Otuz gün, otuz hikaye - 21
Kin ve hased ateşin odunu yakıp bitirdiği gibi iyi amelleri yok eder.
Günlerden bir gün İslam Peygamberi -s- oturmuş, sahabe de çevresinde toplanmış ve o hazretin beyanatından faydalanıyordu. Allah Resulü -s- birden bir tarafa işaret ederek şöyle buyurdu: yakında bu yoldan cennet ehli olan bir adam gelecek. Kısa süre sonra yaşlı bir adam o yönden geldi. Yaşlı adam abdest aldığı suyu sağ eliyle kurutuyordu ve pabuçlarını da sol eliyle tutmuştu. Yaşlı adam öne geldi ve selam verdi.

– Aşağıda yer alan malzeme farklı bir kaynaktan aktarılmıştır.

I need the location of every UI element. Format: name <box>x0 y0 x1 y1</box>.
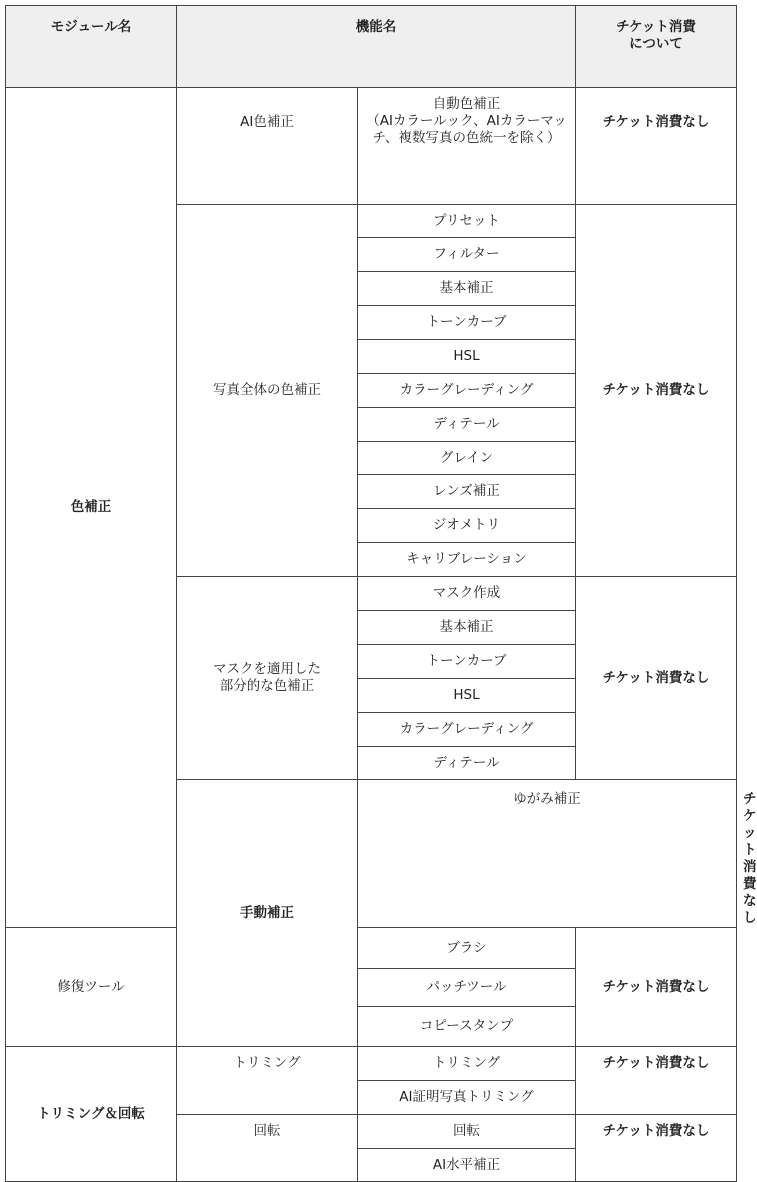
list-item: HSL <box>358 679 576 713</box>
list-item: 基本補正 <box>358 272 576 306</box>
list-item: パッチツール <box>358 969 576 1007</box>
list-item: キャリブレーション <box>358 543 576 577</box>
list-item: 回転 <box>358 1115 576 1149</box>
feature-ai-color-detail: 自動色補正 （AIカラールック、AIカラーマッチ、複数写真の色統一を除く） <box>358 88 576 205</box>
list-item: レンズ補正 <box>358 475 576 509</box>
list-item: トーンカーブ <box>358 645 576 679</box>
feature-ai-color: AI色補正 <box>177 88 358 205</box>
list-item: マスク作成 <box>358 577 576 611</box>
list-item: ジオメトリ <box>358 509 576 543</box>
feature-distortion: ゆがみ補正 <box>358 780 737 928</box>
feature-table: モジュール名 機能名 チケット消費 について 色補正 AI色補正 自動色補正 （AIカラールック、AIカラーマッチ、複数写真の色統一を除く） チケット消費なし 写真全体の色補正 プリセット チケット消費なし フィルター 基本補正 トーンカーブ HSL カラーグレーディング ディテール グレイン レンズ補正 ジオメトリ キャリブレーション マスクを適用した 部分的な色補正 マスク作成 チケット消費なし 基本補正 トーンカーブ HSL カラーグレーディング ディテール 手動補正 ゆがみ補正 チケット消費なし 修復ツール ブラシ チケット消費なし パッチツール コピースタンプ トリミング＆回転 トリミング トリミング チケット消費なし AI証明写真トリミング 回転 回転 チケット消費なし AI水平補正 <box>5 5 737 1182</box>
list-item: トリミング <box>358 1047 576 1081</box>
ticket-repair: チケット消費なし <box>576 928 737 1047</box>
ticket-mask-color: チケット消費なし <box>576 577 737 780</box>
ticket-ai-color: チケット消費なし <box>576 88 737 205</box>
ticket-whole-color: チケット消費なし <box>576 205 737 577</box>
list-item: トーンカーブ <box>358 306 576 340</box>
feature-rotate: 回転 <box>177 1115 358 1182</box>
feature-whole-color: 写真全体の色補正 <box>177 205 358 577</box>
module-manual: 手動補正 <box>177 780 358 1047</box>
feature-mask-color: マスクを適用した 部分的な色補正 <box>177 577 358 780</box>
ticket-rotate: チケット消費なし <box>576 1115 737 1182</box>
module-color: 色補正 <box>6 88 177 928</box>
list-item: フィルター <box>358 238 576 272</box>
list-item: AI水平補正 <box>358 1149 576 1182</box>
feature-trimming: トリミング <box>177 1047 358 1115</box>
list-item: カラーグレーディング <box>358 374 576 408</box>
list-item: HSL <box>358 340 576 374</box>
list-item: ブラシ <box>358 928 576 969</box>
list-item: グレイン <box>358 442 576 475</box>
list-item: 基本補正 <box>358 611 576 645</box>
list-item: コピースタンプ <box>358 1007 576 1047</box>
list-item: カラーグレーディング <box>358 713 576 747</box>
list-item: AI証明写真トリミング <box>358 1081 576 1115</box>
header-module: モジュール名 <box>6 6 177 88</box>
header-ticket: チケット消費 について <box>576 6 737 88</box>
feature-repair: 修復ツール <box>6 928 177 1047</box>
list-item: プリセット <box>358 205 576 238</box>
list-item: ディテール <box>358 408 576 442</box>
header-function: 機能名 <box>177 6 576 88</box>
ticket-trimming: チケット消費なし <box>576 1047 737 1115</box>
list-item: ディテール <box>358 747 576 780</box>
module-trim-rotate: トリミング＆回転 <box>6 1047 177 1182</box>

Ertesi gün yine Allah Resulü -s- şöyle buyurdu: yakında bu yoldan cennet ehli olan bir adam gelecek. Kısa süre sonra yine aynı yaşlı adam o yönden geldi. Üçüncü gün yine aynı macera tekrarlandı ve sahabe yine cennetlik olan yaşlı adamı gördü.
Abdullah bin Amro bin As her üç günde Allah Resulü’nün -s- huzurundaydı ve o hazretin sözlerini duymuştu. Bu yüzden Abdullah o yaşlı adamla tanışmak ve ibadetlerinden ve hayır amellerinden haberdar olmak istedi. Abdullah adamın hangi ameli onu cennetlik yaptığını ve manevi makamını yükselttiğini merak ediyordu.
Abdullah yaşlı adamın peşinden gitti. Yaşlı adam evine yaklaşınca Abdullah adama yaklaşarak şöyle dedi: ben babama küstüm ve üç gece gündüz eve gitmemek üzere yemin ettim. Eğer izin verirsen sizin eve gelip bu süreyi sizde kalmak istiyorum. Yaşlı adam kabul etti, böylece Abdullah bin Amro bin As yaşlı adamın evine gitti ve üç gece onun evinde kaldı.
Abdullah üç gece gündüz yaşlı adamı gözetledi, fakat bu süre içerisinde yaşlı adamın gece namazı veya ibadeti için kalktığını veya özel bir ibadet yaptığını görmedi. Adam bir tek yatakta bir yandan bir yana dönünce Allah’ın adını zikrediyordu. Yaşlı adam tüm geceyi uyuyor ve sabah namazı vakti olunca namazını kılmak üzere kalkıyordu.
Abdullah üç gün boyunca yaşlı adamdan başkaları hakkında hayır ve iyi sözden başka bir şey duymadı.
Üç gece gündüz böylelikle geçti. Yaşlı adamın amelleri Abdullah’ın gözünde o kadar naçizane geldi ki hatta nerdeyse onu aşağılayacaktı.
Vedalaşma vakti geldiğinde Abdullah dayanamadı ve yaşlı adama şöyle dedi: aslında benle babam arasında herhangi bir küsme olmadı. Ben üç gün boyunca Allah Resulü’nden -s- senin cennet ehli olanlardan olduğunu duyduğum için yanına geldim. Seni tanımak ve ibadetlerini ve amellerini öğrenmek istedim. Şimdi pek fazla amelin de olmadığını öğrendim. Bu yüzden hangi amelin senin makamını Allah Resulü -s- seni cennet ehli olarak nitelemesine sebebiyet verdiğini bilemiyorum.
Yaşlı adam Abdullah’ın bu sözlerini duyunca şöyle cevap verdi: ben gördüklerinden başka bir amelim yok.
Abdullah bin Amro bin As bu cevabı aldıktan sonra yola çıktı, ancak henüz bir kaç adım ilerlememişti ki yaşlı adam ona seslendi ve şöyle dedi: benim zahiri amellerim şu gördüklerindi, ama benim kalbimde hiç bir müslümana karşı hiç bir kin ve hased yoktur ve asla Allah tealanın birine sunduğu nimeti kıskanmamışımdır.
Abdullah şöyle dedi: evet, senin şu iyi niyetin ve hayırseverliğin seni ilahi lütuf ve inayete layık görülmene sebep olmuştur, oysa biz bu kadar kalbi pak ve başkalarını seven olamıyoruz.
İslam Peygamberi -s- şöyle buyurur: Kin ve hased ateşin odunu yakıp bitirdiği gibi iyi amelleri yok eder.